The benchmark of the buyer’s concern is the buyer’s intended use. Buyers should not assume that property is available for a particular use, even if the property is currently being used as the buyer intends! Wise due diligence involves researching the applicable zoning district and uses allowable in the zoning district in which the property is located. Most local zoning codes are available online.
The inquiry should not end there, however; a trip down to the local village or city hall to meet with the community development director or zoning person is strongly advised. You will learn specific information about the property from municipal staff that you might never find online. For instance, the property may be legal but nonconforming; there may be zoning text changes or map amendments afoot that affect the property; there be current zoning violations or property maintenance violations that are unresolved; and so on. This is even more critically important if there is any intention to expand the use, increase the footprint of the buildings or change the use.
Building time into the contract to research and confirm that the property can be used as intended, both now and in the future, is important in commercial transactions.

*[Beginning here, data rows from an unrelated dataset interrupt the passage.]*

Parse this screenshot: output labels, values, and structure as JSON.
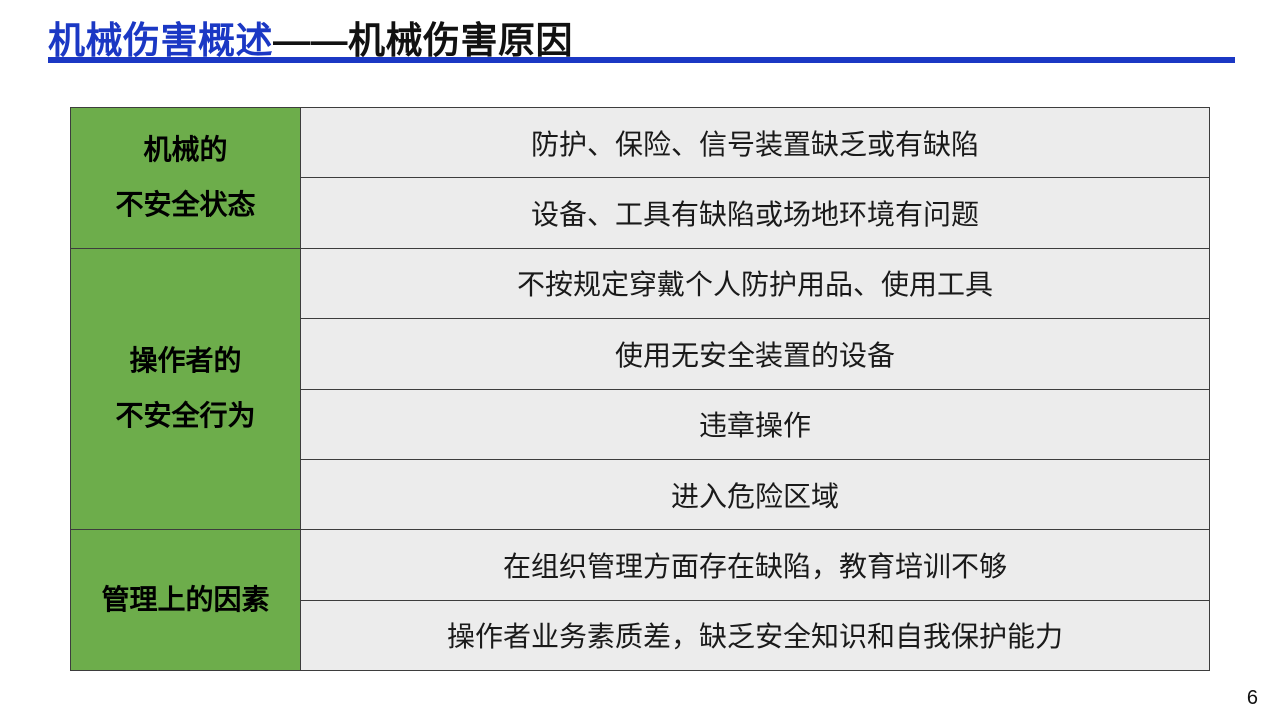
{
  "slide": {
    "title": {
      "highlight": "机械伤害概述",
      "rest": "——机械伤害原因"
    },
    "page_number": "6"
  },
  "colors": {
    "title_blue": "#1B38C4",
    "category_green": "#6DAD4B",
    "row_gray": "#ECECEC",
    "border": "#3d3d3d",
    "text": "#111111"
  },
  "table": {
    "groups": [
      {
        "category_lines": [
          "机械的",
          "不安全状态"
        ],
        "items": [
          "防护、保险、信号装置缺乏或有缺陷",
          "设备、工具有缺陷或场地环境有问题"
        ]
      },
      {
        "category_lines": [
          "操作者的",
          "不安全行为"
        ],
        "items": [
          "不按规定穿戴个人防护用品、使用工具",
          "使用无安全装置的设备",
          "违章操作",
          "进入危险区域"
        ]
      },
      {
        "category_lines": [
          "管理上的因素"
        ],
        "items": [
          "在组织管理方面存在缺陷，教育培训不够",
          "操作者业务素质差，缺乏安全知识和自我保护能力"
        ]
      }
    ]
  }
}
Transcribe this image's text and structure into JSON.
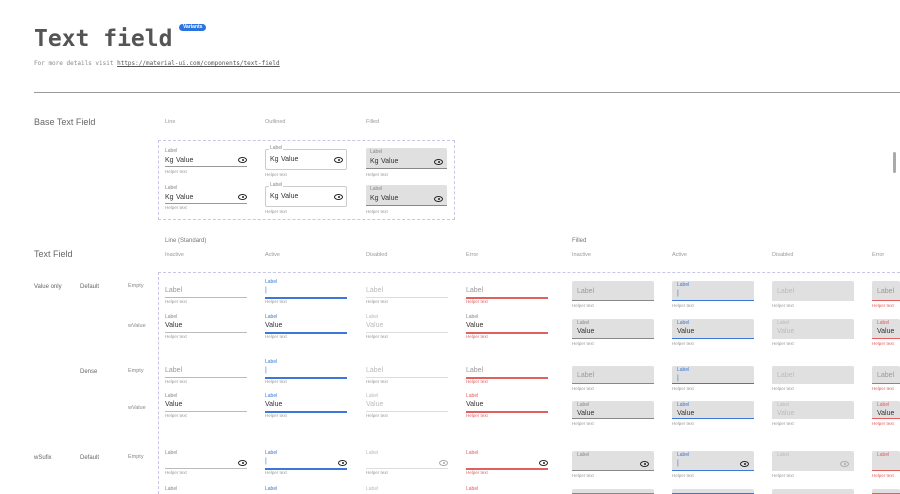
{
  "header": {
    "title": "Text field",
    "badge": "Variants",
    "subtitle_prefix": "For more details visit ",
    "link": "https://material-ui.com/components/text-field"
  },
  "base": {
    "title": "Base Text Field",
    "columns": [
      "Line",
      "Outlined",
      "Filled"
    ],
    "prefix": "Kg",
    "value": "Value"
  },
  "text_field": {
    "title": "Text Field",
    "line_group": "Line (Standard)",
    "filled_group": "Filled",
    "line_columns": [
      "Inactive",
      "Active",
      "Disabled",
      "Error"
    ],
    "filled_columns": [
      "Inactive",
      "Active",
      "Disabled",
      "Error"
    ],
    "rows": [
      {
        "group": "Value only",
        "variant": "Default",
        "kind": "Empty"
      },
      {
        "group": "",
        "variant": "",
        "kind": "wValue"
      },
      {
        "group": "",
        "variant": "Dense",
        "kind": "Empty"
      },
      {
        "group": "",
        "variant": "",
        "kind": "wValue"
      },
      {
        "group": "wSufix",
        "variant": "Default",
        "kind": "Empty"
      },
      {
        "group": "",
        "variant": "",
        "kind": ""
      }
    ]
  },
  "field": {
    "label": "Label",
    "value": "Value",
    "helper": "Helper text",
    "cursor": "|"
  },
  "colors": {
    "active": "#3d78d8",
    "error": "#e06060",
    "filled_bg": "#e0e0e0",
    "badge": "#2a74e0"
  },
  "icons": {
    "suffix": "eye-icon"
  }
}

Environmental concerns are always more prevalent with commercial property because commercial uses tend to generate more environmental issues. Property that has been developed and platted for residential use was once “commercial” property purchased by a developer who likely did its due diligence to eliminate those environmental concerns. When buying property that is currently being put to a commercial use and has a history of commercial use, a buyer should do the due diligence necessary to eliminate environmental concerns – or to expose them. Building time and mechanisms into the contract to address any environmental issues is important in commercial transactions.
Survey And Title
Commercial buyers (savvy ones) will want time to obtain a survey and review the status of title to the property during the due diligence and contingency periods. Problems uncovered during the due diligence and contingency periods built into the contract can be rectified before the closing, can become a reason to renegotiate the contract and might even put an end to the contract. Money spent upfront, however, is well worth the cost to uncover problems that might devalue the property or even make it unmarketable. A seller of commercial property should be aware of the likely demand by the savvy buyer for a survey and title documentation as a contingency to the buyer’s obligation to complete the transaction.

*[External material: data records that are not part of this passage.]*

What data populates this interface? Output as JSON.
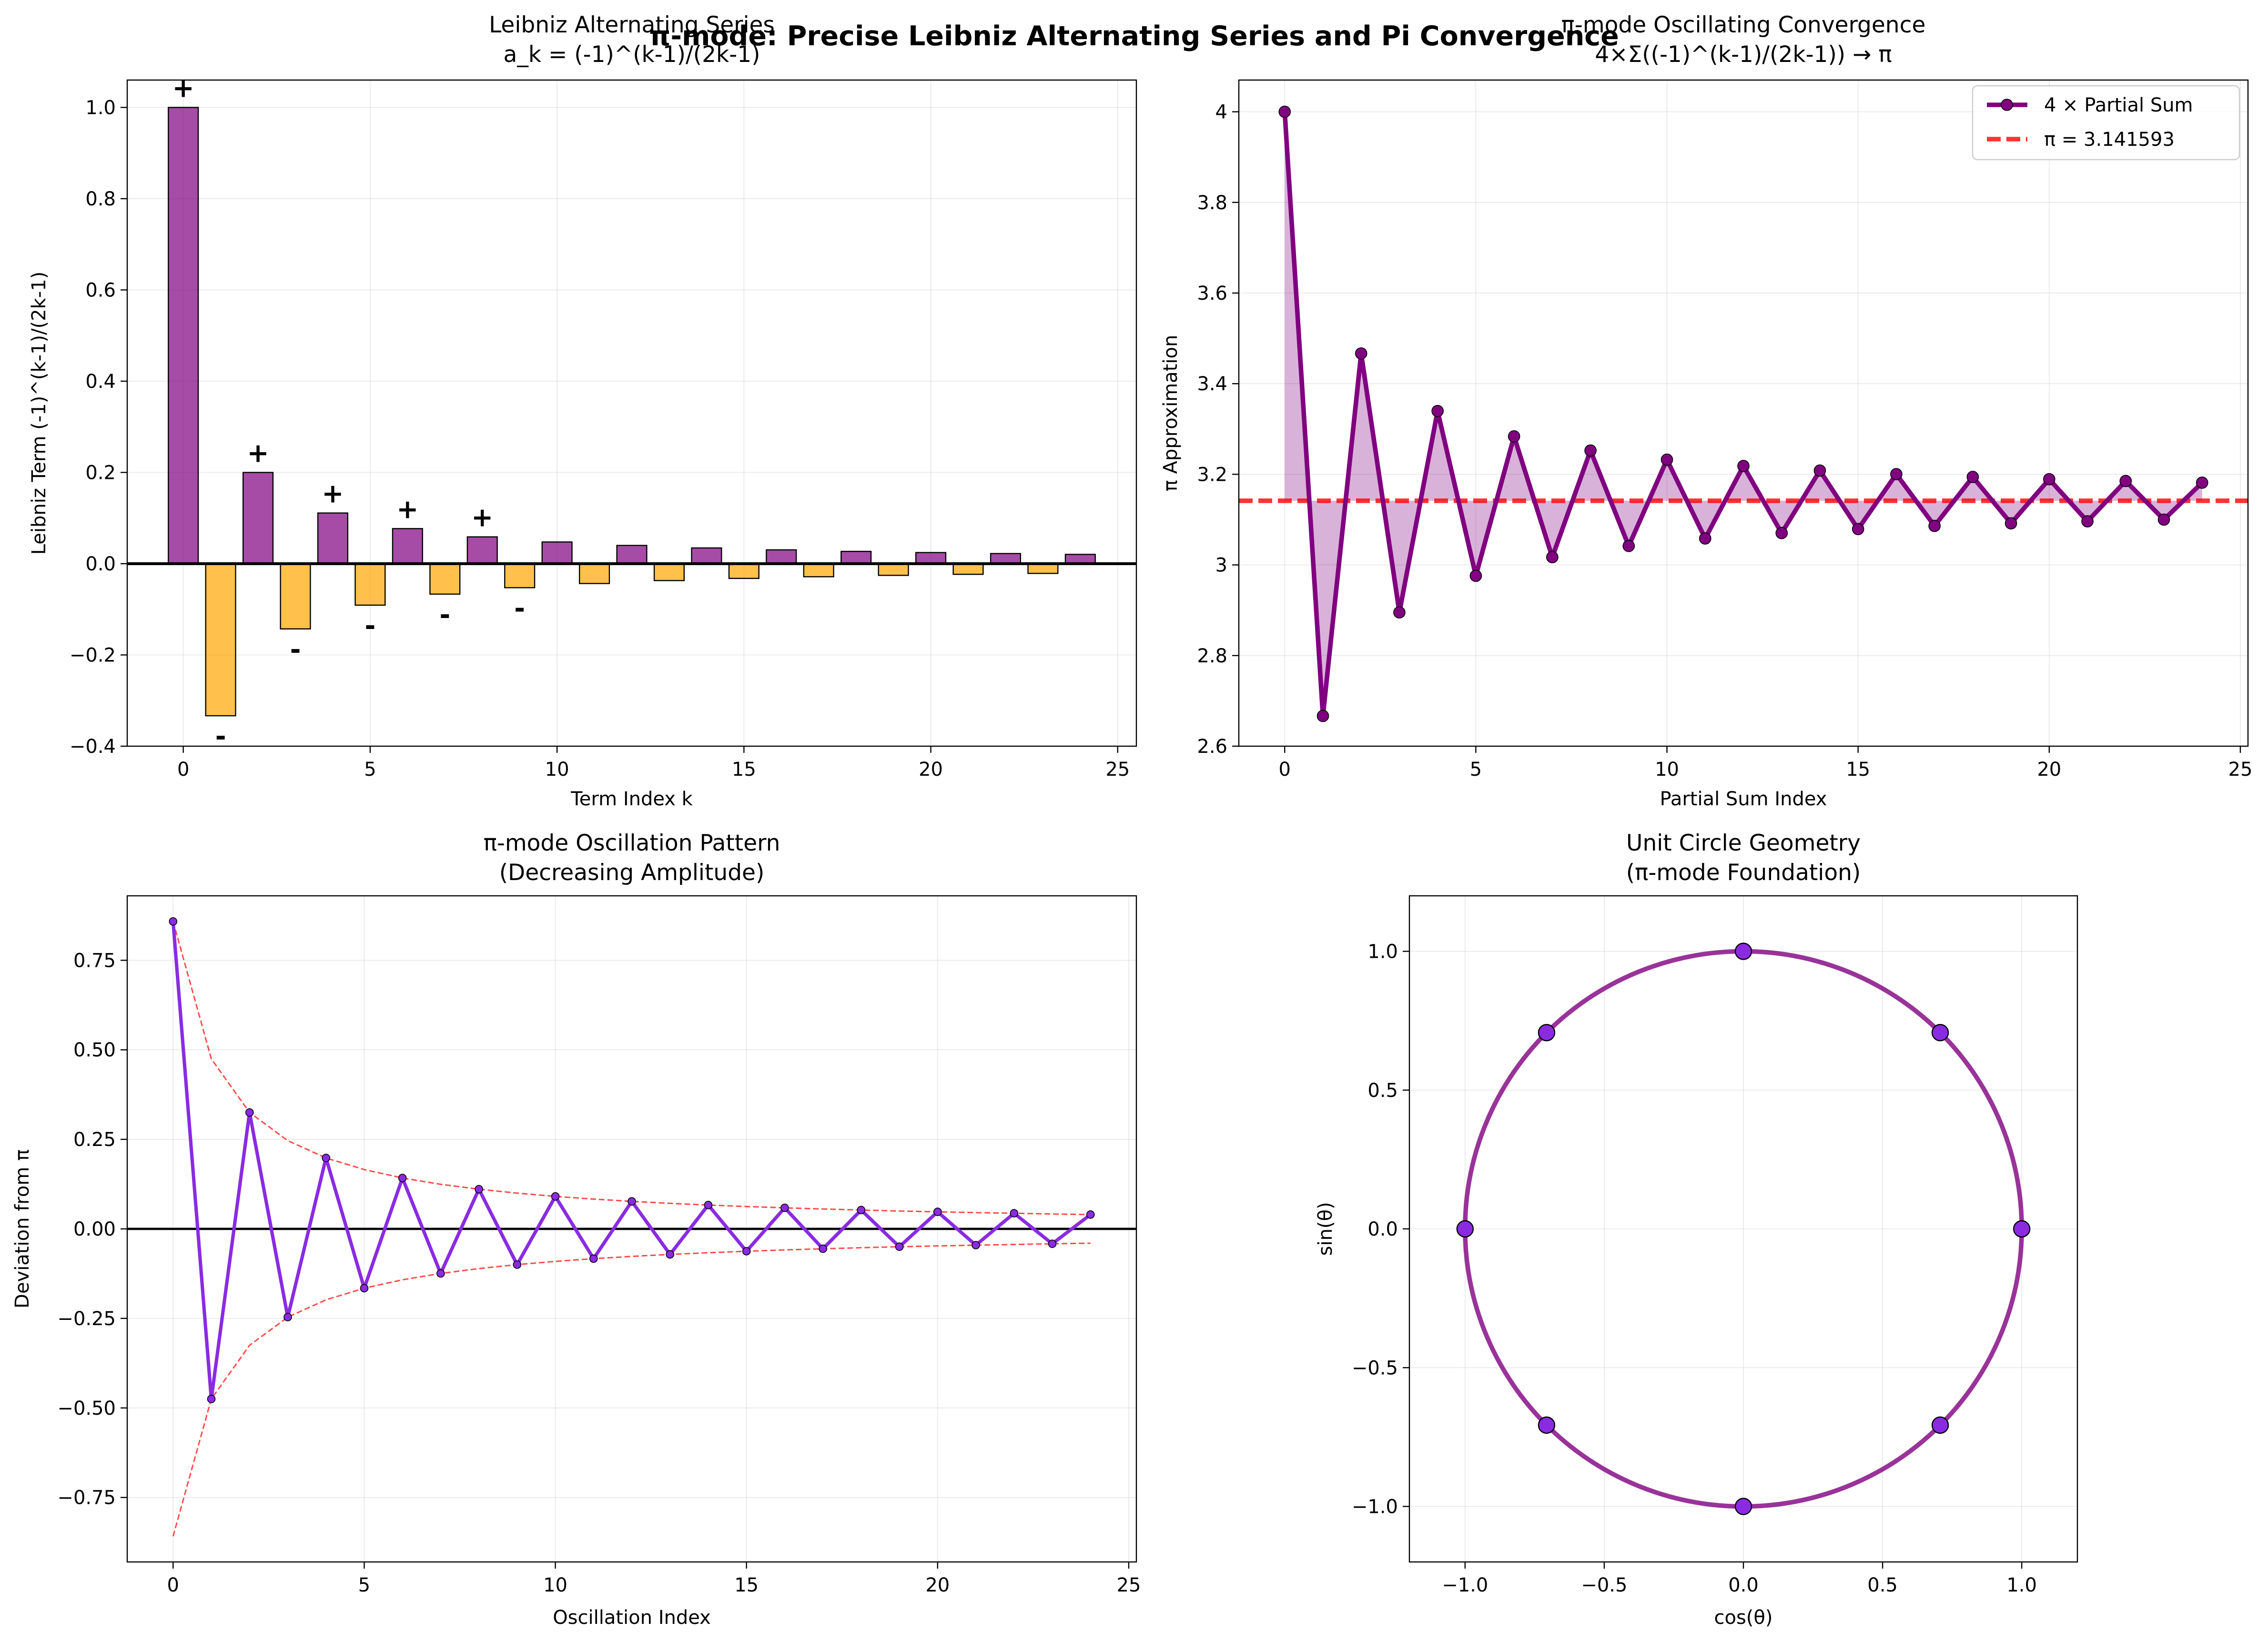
{
  "figure": {
    "title": "π-mode: Precise Leibniz Alternating Series and Pi Convergence"
  },
  "colors": {
    "positive_bar": "#800080",
    "negative_bar": "#ffa500",
    "partial_sum": "#800080",
    "pi_line": "#ff0000",
    "oscillation": "#8a2be2",
    "envelope": "#ff0000",
    "circle": "#800080",
    "circle_points": "#8a2be2"
  },
  "chart_data": [
    {
      "id": "leibniz-terms",
      "type": "bar",
      "title": "Leibniz Alternating Series",
      "subtitle": "a_k = (-1)^(k-1)/(2k-1)",
      "xlabel": "Term Index k",
      "ylabel": "Leibniz Term (-1)^(k-1)/(2k-1)",
      "xlim": [
        -1.5,
        25.5
      ],
      "ylim": [
        -0.4,
        1.06
      ],
      "xticks": [
        0,
        5,
        10,
        15,
        20,
        25
      ],
      "yticks": [
        -0.4,
        -0.2,
        0.0,
        0.2,
        0.4,
        0.6,
        0.8,
        1.0
      ],
      "ytick_labels": [
        "−0.4",
        "−0.2",
        "0.0",
        "0.2",
        "0.4",
        "0.6",
        "0.8",
        "1.0"
      ],
      "grid": true,
      "categories": [
        0,
        1,
        2,
        3,
        4,
        5,
        6,
        7,
        8,
        9,
        10,
        11,
        12,
        13,
        14,
        15,
        16,
        17,
        18,
        19,
        20,
        21,
        22,
        23,
        24
      ],
      "values": [
        1.0,
        -0.3333,
        0.2,
        -0.1429,
        0.1111,
        -0.0909,
        0.0769,
        -0.0667,
        0.0588,
        -0.0526,
        0.0476,
        -0.0435,
        0.04,
        -0.037,
        0.0345,
        -0.0323,
        0.0303,
        -0.0286,
        0.027,
        -0.0256,
        0.0244,
        -0.0233,
        0.0222,
        -0.0213,
        0.0204
      ],
      "sign_labels": [
        {
          "k": 0,
          "text": "+"
        },
        {
          "k": 1,
          "text": "-"
        },
        {
          "k": 2,
          "text": "+"
        },
        {
          "k": 3,
          "text": "-"
        },
        {
          "k": 4,
          "text": "+"
        },
        {
          "k": 5,
          "text": "-"
        },
        {
          "k": 6,
          "text": "+"
        },
        {
          "k": 7,
          "text": "-"
        },
        {
          "k": 8,
          "text": "+"
        },
        {
          "k": 9,
          "text": "-"
        }
      ]
    },
    {
      "id": "pi-convergence",
      "type": "line",
      "title": "π-mode Oscillating Convergence",
      "subtitle": "4×Σ((-1)^(k-1)/(2k-1)) → π",
      "xlabel": "Partial Sum Index",
      "ylabel": "π Approximation",
      "xlim": [
        -1.2,
        25.2
      ],
      "ylim": [
        2.6,
        4.07
      ],
      "xticks": [
        0,
        5,
        10,
        15,
        20,
        25
      ],
      "yticks": [
        2.6,
        2.8,
        3.0,
        3.2,
        3.4,
        3.6,
        3.8,
        4.0
      ],
      "grid": true,
      "legend_position": "top-right",
      "x": [
        0,
        1,
        2,
        3,
        4,
        5,
        6,
        7,
        8,
        9,
        10,
        11,
        12,
        13,
        14,
        15,
        16,
        17,
        18,
        19,
        20,
        21,
        22,
        23,
        24
      ],
      "series": [
        {
          "name": "4 × Partial Sum",
          "values": [
            4.0,
            2.6667,
            3.4667,
            2.8952,
            3.3397,
            2.976,
            3.2837,
            3.0171,
            3.2524,
            3.0418,
            3.2323,
            3.0584,
            3.2184,
            3.0703,
            3.2082,
            3.0792,
            3.2004,
            3.0861,
            3.1942,
            3.0918,
            3.1892,
            3.0962,
            3.1852,
            3.1,
            3.1815
          ]
        }
      ],
      "reference_line": {
        "name": "π = 3.141593",
        "value": 3.141593
      }
    },
    {
      "id": "oscillation-pattern",
      "type": "line",
      "title": "π-mode Oscillation Pattern",
      "subtitle": "(Decreasing Amplitude)",
      "xlabel": "Oscillation Index",
      "ylabel": "Deviation from π",
      "xlim": [
        -1.2,
        25.2
      ],
      "ylim": [
        -0.93,
        0.93
      ],
      "xticks": [
        0,
        5,
        10,
        15,
        20,
        25
      ],
      "yticks": [
        -0.75,
        -0.5,
        -0.25,
        0.0,
        0.25,
        0.5,
        0.75
      ],
      "ytick_labels": [
        "−0.75",
        "−0.50",
        "−0.25",
        "0.00",
        "0.25",
        "0.50",
        "0.75"
      ],
      "grid": true,
      "x": [
        0,
        1,
        2,
        3,
        4,
        5,
        6,
        7,
        8,
        9,
        10,
        11,
        12,
        13,
        14,
        15,
        16,
        17,
        18,
        19,
        20,
        21,
        22,
        23,
        24
      ],
      "series": [
        {
          "values": [
            0.8584,
            -0.4749,
            0.3251,
            -0.2464,
            0.1981,
            -0.1656,
            0.1421,
            -0.1245,
            0.1108,
            -0.0998,
            0.0907,
            -0.0832,
            0.0768,
            -0.0713,
            0.0666,
            -0.0624,
            0.0588,
            -0.0555,
            0.0526,
            -0.0498,
            0.0476,
            -0.0454,
            0.0436,
            -0.0416,
            0.04
          ]
        },
        {
          "values": [
            0.8584,
            0.4749,
            0.3251,
            0.2464,
            0.1981,
            0.1656,
            0.1421,
            0.1245,
            0.1108,
            0.0998,
            0.0907,
            0.0832,
            0.0768,
            0.0713,
            0.0666,
            0.0624,
            0.0588,
            0.0555,
            0.0526,
            0.0498,
            0.0476,
            0.0454,
            0.0436,
            0.0416,
            0.04
          ]
        },
        {
          "values": [
            -0.8584,
            -0.4749,
            -0.3251,
            -0.2464,
            -0.1981,
            -0.1656,
            -0.1421,
            -0.1245,
            -0.1108,
            -0.0998,
            -0.0907,
            -0.0832,
            -0.0768,
            -0.0713,
            -0.0666,
            -0.0624,
            -0.0588,
            -0.0555,
            -0.0526,
            -0.0498,
            -0.0476,
            -0.0454,
            -0.0436,
            -0.0416,
            -0.04
          ]
        }
      ]
    },
    {
      "id": "unit-circle",
      "type": "scatter",
      "title": "Unit Circle Geometry",
      "subtitle": "(π-mode Foundation)",
      "xlabel": "cos(θ)",
      "ylabel": "sin(θ)",
      "xlim": [
        -1.2,
        1.2
      ],
      "ylim": [
        -1.2,
        1.2
      ],
      "xticks": [
        -1.0,
        -0.5,
        0.0,
        0.5,
        1.0
      ],
      "xtick_labels": [
        "−1.0",
        "−0.5",
        "0.0",
        "0.5",
        "1.0"
      ],
      "yticks": [
        -1.0,
        -0.5,
        0.0,
        0.5,
        1.0
      ],
      "ytick_labels": [
        "−1.0",
        "−0.5",
        "0.0",
        "0.5",
        "1.0"
      ],
      "grid": true,
      "circle_radius": 1.0,
      "points": [
        {
          "x": 1.0,
          "y": 0.0
        },
        {
          "x": 0.7071,
          "y": 0.7071
        },
        {
          "x": 0.0,
          "y": 1.0
        },
        {
          "x": -0.7071,
          "y": 0.7071
        },
        {
          "x": -1.0,
          "y": 0.0
        },
        {
          "x": -0.7071,
          "y": -0.7071
        },
        {
          "x": 0.0,
          "y": -1.0
        },
        {
          "x": 0.7071,
          "y": -0.7071
        }
      ]
    }
  ]
}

Closely related to the intended use of the property is zoning. Many times, a buyer’s intended use of property requires some zoning “relief”. The intended use may require special or conditional use approval in the particular zoning district. Large uses may require a planned unit development. Vacant property may require these things plus engineering, subdivision and site plan approvals. Uses or structures that do not conform to the bulk lot requirements in the particular zoning district may require variances. In some cases, map amendments (rezoning) may be required to allow the uses that are intended.

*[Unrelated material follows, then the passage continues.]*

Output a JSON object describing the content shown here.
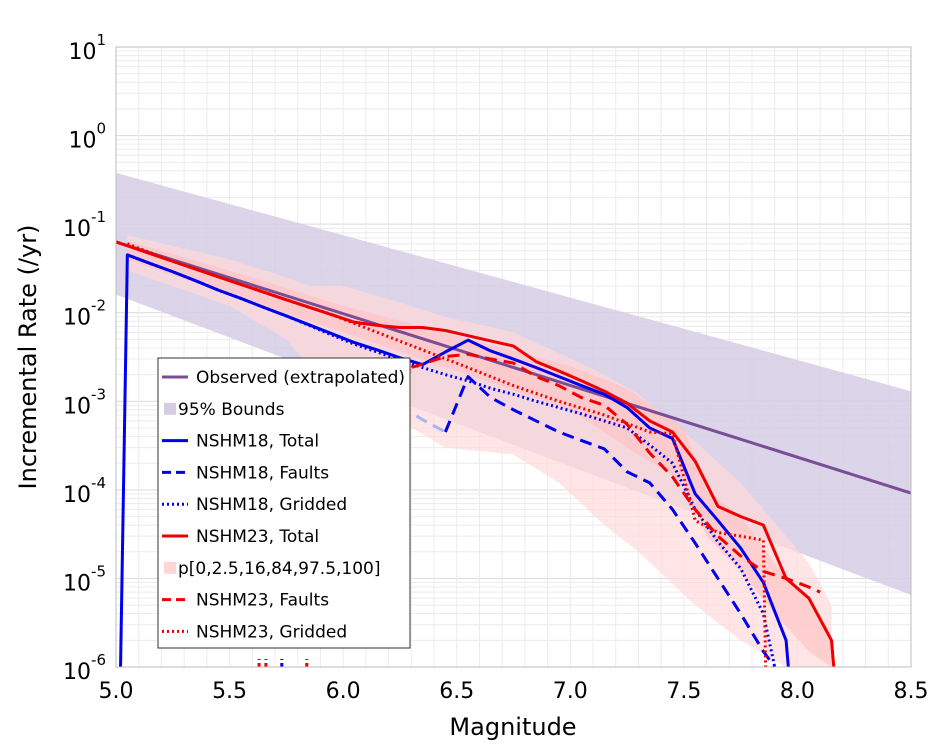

When these zoning issues come up, experienced legal counsel is needed to navigate through the zoning processes that apply, both on the buyer’s and the seller’s side. Who will take the lead and be responsible for the zoning applications must be negotiated, and the contractual documents must be drafted to accommodate the time and to coordinate the efforts to achieve necessary zoning changes.
Commercial real property transactions can be simple but are often very complex. Even existing buildings that are being sold usually involve much more time and effort to get to closing than a typical residential home purchase/sale.